What should the nurse teach a patient on corticosteroid therapy in order to reduce the patients risk of adrenal insufficiency?
- A. Take the medication late in the day to mimic the bodys natural rhythms
- B. Always have enough medication on hand to avoid running out
- C. Skip up to 2 doses in cases of illness involving nausea
- D. Take up to 1 extra dose per day during times of stress
Correct Answer: B
Rationale: The patient and family should be informed that acute adrenal insufficiency and underlying symptoms will recur if corticosteroid therapy is stopped abruptly without medical supervision. The patient should be instructed to have an adequate supply of the corticosteroid medication always available to avoid running out. Doses should not be skipped or added without explicit instructions to do so. Corticosteroids should normally be taken in the morning to mimic natural rhythms.

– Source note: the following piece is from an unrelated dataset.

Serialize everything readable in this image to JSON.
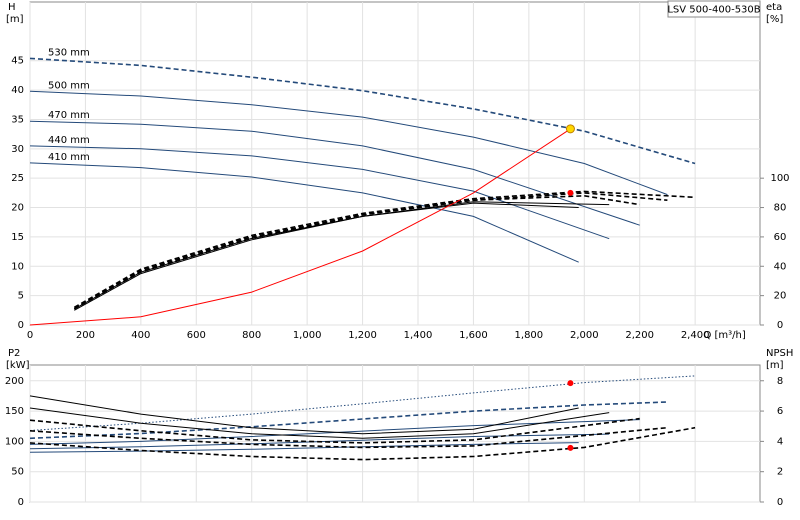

The nurse is caring for a patient diagnosed with hypothyroidism secondary to Hashimotos thyroiditis. When assessing this patient, what sign or symptom would the nurse expect?
- A. Symptoms of hypothyroidism extreme fatigue, hair loss, brittle nails, dry skin, voice huskiness or hoarseness, menstrual disturbance
- B. Bulging eyes
- C. Palpitations
- D. Flushed skin
Correct Answer: A
Rationale: Symptoms of hypothyroidism include extreme fatigue, hair loss, brittle nails, dry skin, voice huskiness or hoarseness, menstrual disturbance, and numbness and tingling of the fingers. Bulging eyes, palpitations, and flushed skin would be signs and symptoms of hyperthyroidism.